Vue partielle des participants à la signature.
L’Université de Lomé et la Chambre de Commerce et d’Industrie du Togo (CCI-Togo) s’engagent à collaborer, à travers un protocole d’accord d’une durée de cinq ans, signé à Lomé. Cet accord vise renforcer les capacités en langue anglaise et chinoise des opérateurs économiques, pour faciliter les échanges commerciaux internationaux et leur intégration dans les marchés mondiaux. A travers ce partenariat, les deux institutions entendent travailler ensemble, pour amener les organismes formateurs à adapter leurs politiques au nouvel environnement professionnel en pleine mutation. Ceci, dans l’optique de leur permettre de participer à la recherche scientifique, afin de la rendre plus productive et plus efficiente.
L’accord s’articule autour de vingt-deux articles définissant une dizaine de domaines de coopération, relatifs à la recherche et à la formation, au développement des compétences et au soutien de l’entrepreneuriat, à la mobilité et à la promotion de l’innovation et de la compétitivité, à la communication et à la formation en langues étrangères, ainsi qu’aux projets conjoints. Il prévoit aussi de réaliser un diagnostic participatif, permettant d’explorer des pistes d’enrichissement ou de réorientation partielle de la mission de l’université, en tant que partenaire au développement, tout en menant une analyse sectorielle approfondie pour identifier les structures. A travers ce partenariat, les signataires s’engagent à ouvrir un centre de langues des affaires, pour donner aux opérateurs économiques, qui le souhaitent, les compétences nécessaires dans certaines langues étrangères, notamment l’anglais et le chinois, avec une orientation spécifique vers les besoins du secteur privé.
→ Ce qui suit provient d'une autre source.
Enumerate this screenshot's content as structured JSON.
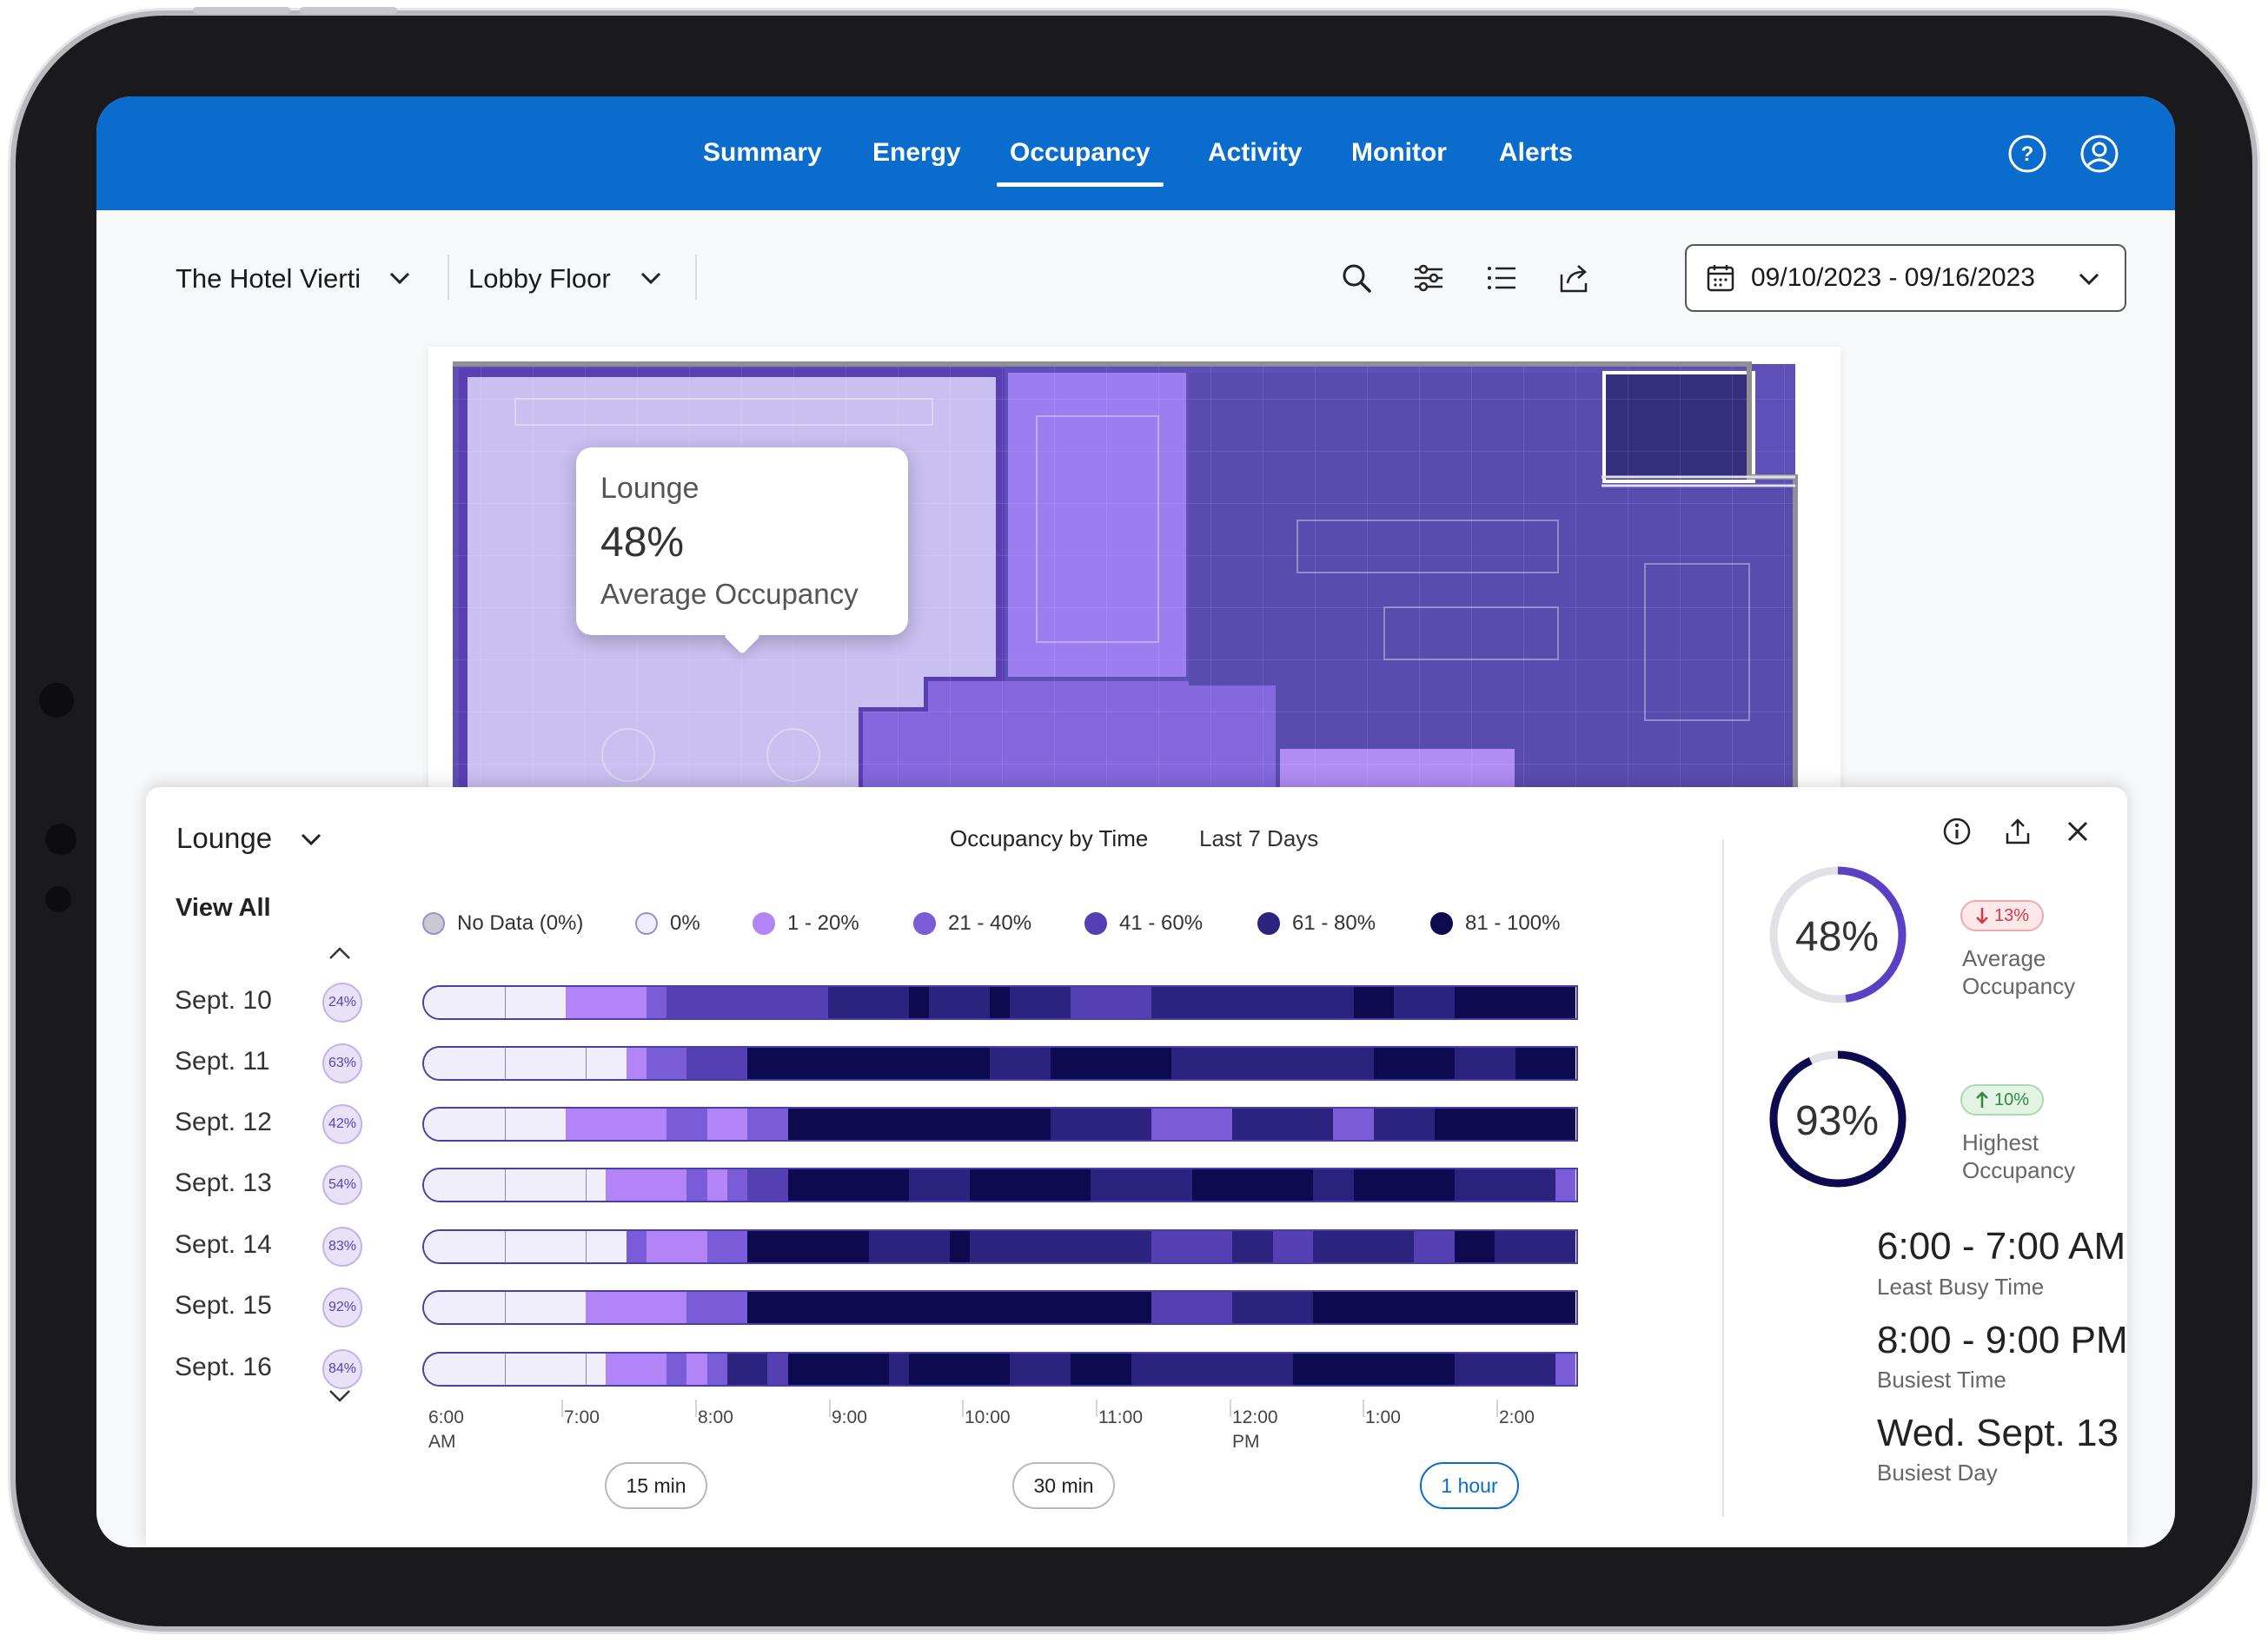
{
  "nav": {
    "tabs": [
      {
        "label": "Summary"
      },
      {
        "label": "Energy"
      },
      {
        "label": "Occupancy",
        "active": true
      },
      {
        "label": "Activity"
      },
      {
        "label": "Monitor"
      },
      {
        "label": "Alerts"
      }
    ],
    "help_icon": "help-circle-icon",
    "profile_icon": "user-circle-icon"
  },
  "toolbar": {
    "property": "The Hotel Vierti",
    "floor": "Lobby Floor",
    "date_range": "09/10/2023 - 09/16/2023"
  },
  "map": {
    "tooltip": {
      "room": "Lounge",
      "value": "48%",
      "metric": "Average Occupancy"
    }
  },
  "panel": {
    "room_selector": "Lounge",
    "chart_title": "Occupancy by Time",
    "period": "Last 7 Days",
    "view_all": "View All",
    "legend": [
      {
        "label": "No Data (0%)",
        "color": "#c9c9cf"
      },
      {
        "label": "0%",
        "color": "#f1eefb"
      },
      {
        "label": "1 - 20%",
        "color": "#b384f5"
      },
      {
        "label": "21 - 40%",
        "color": "#7a5bd8"
      },
      {
        "label": "41 - 60%",
        "color": "#5540b3"
      },
      {
        "label": "61 - 80%",
        "color": "#2b237e"
      },
      {
        "label": "81 - 100%",
        "color": "#0d0a4f"
      }
    ],
    "days": [
      {
        "label": "Sept. 10",
        "avg": "24%"
      },
      {
        "label": "Sept. 11",
        "avg": "63%"
      },
      {
        "label": "Sept. 12",
        "avg": "42%"
      },
      {
        "label": "Sept. 13",
        "avg": "54%"
      },
      {
        "label": "Sept. 14",
        "avg": "83%"
      },
      {
        "label": "Sept. 15",
        "avg": "92%"
      },
      {
        "label": "Sept. 16",
        "avg": "84%"
      }
    ],
    "time_ticks": [
      {
        "t": "6:00",
        "s": "AM"
      },
      {
        "t": "7:00",
        "s": ""
      },
      {
        "t": "8:00",
        "s": ""
      },
      {
        "t": "9:00",
        "s": ""
      },
      {
        "t": "10:00",
        "s": ""
      },
      {
        "t": "11:00",
        "s": ""
      },
      {
        "t": "12:00",
        "s": "PM"
      },
      {
        "t": "1:00",
        "s": ""
      },
      {
        "t": "2:00",
        "s": ""
      }
    ],
    "intervals": [
      {
        "label": "15 min"
      },
      {
        "label": "30 min"
      },
      {
        "label": "1 hour",
        "active": true
      }
    ],
    "stats": {
      "average": {
        "value": "48%",
        "fraction": 0.48,
        "delta": "13%",
        "direction": "down",
        "label1": "Average",
        "label2": "Occupancy"
      },
      "highest": {
        "value": "93%",
        "fraction": 0.93,
        "delta": "10%",
        "direction": "up",
        "label1": "Highest",
        "label2": "Occupancy"
      },
      "least_busy_time": {
        "value": "6:00 - 7:00 AM",
        "label": "Least Busy Time"
      },
      "busiest_time": {
        "value": "8:00 - 9:00 PM",
        "label": "Busiest Time"
      },
      "busiest_day": {
        "value": "Wed. Sept. 13",
        "label": "Busiest Day"
      }
    }
  },
  "chart_data": {
    "type": "heatmap",
    "title": "Occupancy by Time",
    "subtitle": "Last 7 Days",
    "rows": [
      "Sept. 10",
      "Sept. 11",
      "Sept. 12",
      "Sept. 13",
      "Sept. 14",
      "Sept. 15",
      "Sept. 16"
    ],
    "x_start": "6:00 AM",
    "x_ticks": [
      "6:00 AM",
      "7:00",
      "8:00",
      "9:00",
      "10:00",
      "11:00",
      "12:00 PM",
      "1:00",
      "2:00"
    ],
    "bins_per_hour": 4,
    "levels": [
      "0%",
      "1 - 20%",
      "21 - 40%",
      "41 - 60%",
      "61 - 80%",
      "81 - 100%"
    ],
    "values": [
      [
        0,
        0,
        0,
        0,
        0,
        0,
        0,
        1,
        1,
        1,
        1,
        2,
        3,
        3,
        3,
        3,
        3,
        3,
        3,
        3,
        4,
        4,
        4,
        4,
        5,
        4,
        4,
        4,
        5,
        4,
        4,
        4,
        3,
        3,
        3,
        3,
        4,
        4,
        4,
        4,
        4,
        4,
        4,
        4,
        4,
        4,
        5,
        5,
        4,
        4,
        4,
        5,
        5,
        5,
        5,
        5,
        5
      ],
      [
        0,
        0,
        0,
        0,
        0,
        0,
        0,
        0,
        0,
        0,
        1,
        2,
        2,
        3,
        3,
        3,
        5,
        5,
        5,
        5,
        5,
        5,
        5,
        5,
        5,
        5,
        5,
        5,
        4,
        4,
        4,
        5,
        5,
        5,
        5,
        5,
        5,
        4,
        4,
        4,
        4,
        4,
        4,
        4,
        4,
        4,
        4,
        5,
        5,
        5,
        5,
        4,
        4,
        4,
        5,
        5,
        5
      ],
      [
        0,
        0,
        0,
        0,
        0,
        0,
        0,
        1,
        1,
        1,
        1,
        1,
        2,
        2,
        1,
        1,
        2,
        2,
        5,
        5,
        5,
        5,
        5,
        5,
        5,
        5,
        5,
        5,
        5,
        5,
        5,
        4,
        4,
        4,
        4,
        4,
        2,
        2,
        2,
        2,
        4,
        4,
        4,
        4,
        4,
        2,
        2,
        4,
        4,
        4,
        5,
        5,
        5,
        5,
        5,
        5,
        5
      ],
      [
        0,
        0,
        0,
        0,
        0,
        0,
        0,
        0,
        0,
        1,
        1,
        1,
        1,
        2,
        1,
        2,
        3,
        3,
        5,
        5,
        5,
        5,
        5,
        5,
        4,
        4,
        4,
        5,
        5,
        5,
        5,
        5,
        5,
        4,
        4,
        4,
        4,
        4,
        5,
        5,
        5,
        5,
        5,
        5,
        4,
        4,
        5,
        5,
        5,
        5,
        5,
        4,
        4,
        4,
        4,
        4,
        2
      ],
      [
        0,
        0,
        0,
        0,
        0,
        0,
        0,
        0,
        0,
        0,
        2,
        1,
        1,
        1,
        2,
        2,
        5,
        5,
        5,
        5,
        5,
        5,
        4,
        4,
        4,
        4,
        5,
        4,
        4,
        4,
        4,
        4,
        4,
        4,
        4,
        4,
        3,
        3,
        3,
        3,
        4,
        4,
        3,
        3,
        4,
        4,
        4,
        4,
        4,
        3,
        3,
        5,
        5,
        4,
        4,
        4,
        4
      ],
      [
        0,
        0,
        0,
        0,
        0,
        0,
        0,
        0,
        1,
        1,
        1,
        1,
        1,
        2,
        2,
        2,
        5,
        5,
        5,
        5,
        5,
        5,
        5,
        5,
        5,
        5,
        5,
        5,
        5,
        5,
        5,
        5,
        5,
        5,
        5,
        5,
        3,
        3,
        3,
        3,
        4,
        4,
        4,
        4,
        5,
        5,
        5,
        5,
        5,
        5,
        5,
        5,
        5,
        5,
        5,
        5,
        5
      ],
      [
        0,
        0,
        0,
        0,
        0,
        0,
        0,
        0,
        0,
        1,
        1,
        1,
        2,
        1,
        2,
        4,
        4,
        3,
        5,
        5,
        5,
        5,
        5,
        4,
        5,
        5,
        5,
        5,
        5,
        4,
        4,
        4,
        5,
        5,
        5,
        4,
        4,
        4,
        4,
        4,
        4,
        4,
        4,
        5,
        5,
        5,
        5,
        5,
        5,
        5,
        5,
        4,
        4,
        4,
        4,
        4,
        2
      ]
    ]
  }
}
Ils envisagent également de créer une école de commerce, pour former une nouvelle génération de cadres et de professionnels qualifiés, capables de répondre aux réalités du tissu économique local et régional, tout en coordonnant leurs activités respectives en direction du secteur privé, par la mise en place de systèmes et programmes de formation en adéquation avec les besoins du marché de travail. Au-delà, le présent accord prévoit d’organiser des missions, rencontres et débats sur des thèmes relatifs à la vie d’entreprise, en relation avec les institutions nationales de formation et de recherche. Pour ce faire, un comité conjoint sera mis en place, en vue de suivre et d’évaluer les activités que les deux parties vont mener dans le cadre de leur coopération.
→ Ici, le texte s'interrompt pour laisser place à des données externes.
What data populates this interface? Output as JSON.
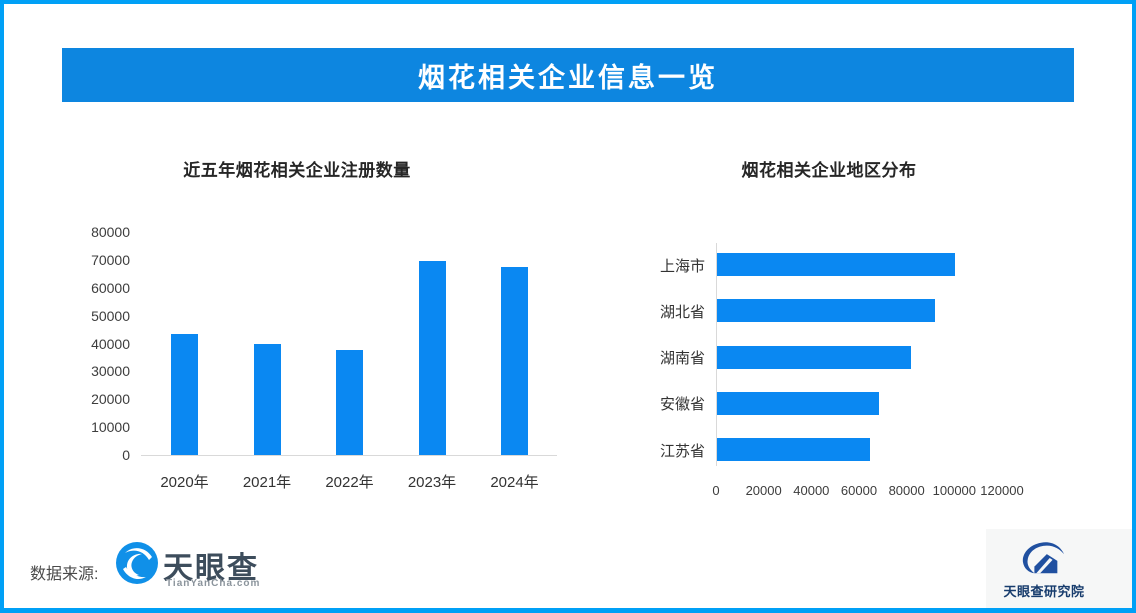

Une partie des participants à la signature.
A l’occasion, le président de l’UL, Prof. Kossivi Hounakey, s’est réjoui de la coopération entre les deux parties. Selon lui, la professionnalisation de l’enseignement supérieur est une priorité. Pour cela, « il faut que l’UL soit à l’écoute du secteur privée, pour orienter nos formations sur les différents domaines de l’emploi. Et le partenaire le plus approprié est la chambre du commerce. Car, nous portons ensemble des rêves communs ». Pour lui,cette signature « n’est que le début d’une large et franche collaboration…devant permettre à nos étudiants qui sortent diplômés de différents centres de formation, facultés et écoles de pouvoir de trouver du travail », a-t-il fait valoir.
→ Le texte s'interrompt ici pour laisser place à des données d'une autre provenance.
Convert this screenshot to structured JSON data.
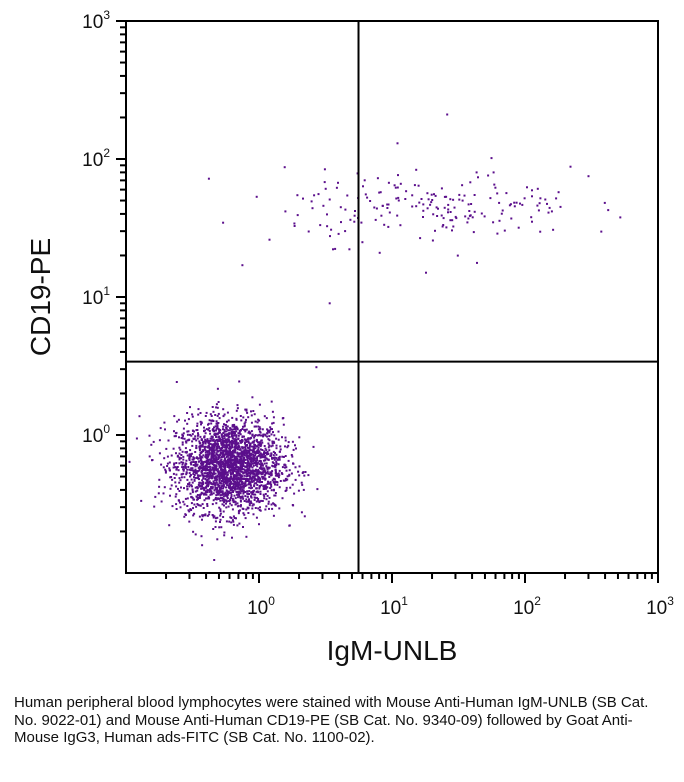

De son côté, le président de la CCI-Togo, M. José Kwassi Symenouh, s’est de ce partenariat. « Parce qu’on parle souvent d’adéquation formation-emploi, mais il faut savoir que l’Etat ne peut plus seul jouer ce rôle. Et il revient au secteur privé de jouer sa partition. Le secteur privé doit supplier l’Etat, pour faire travailler nos étudiants, qui peinent à trouver du travail ». Selon lui, cet accord va aider les opérateurs économiques qui ont du mal à faire des affaires, à cause des barrières linguistiques.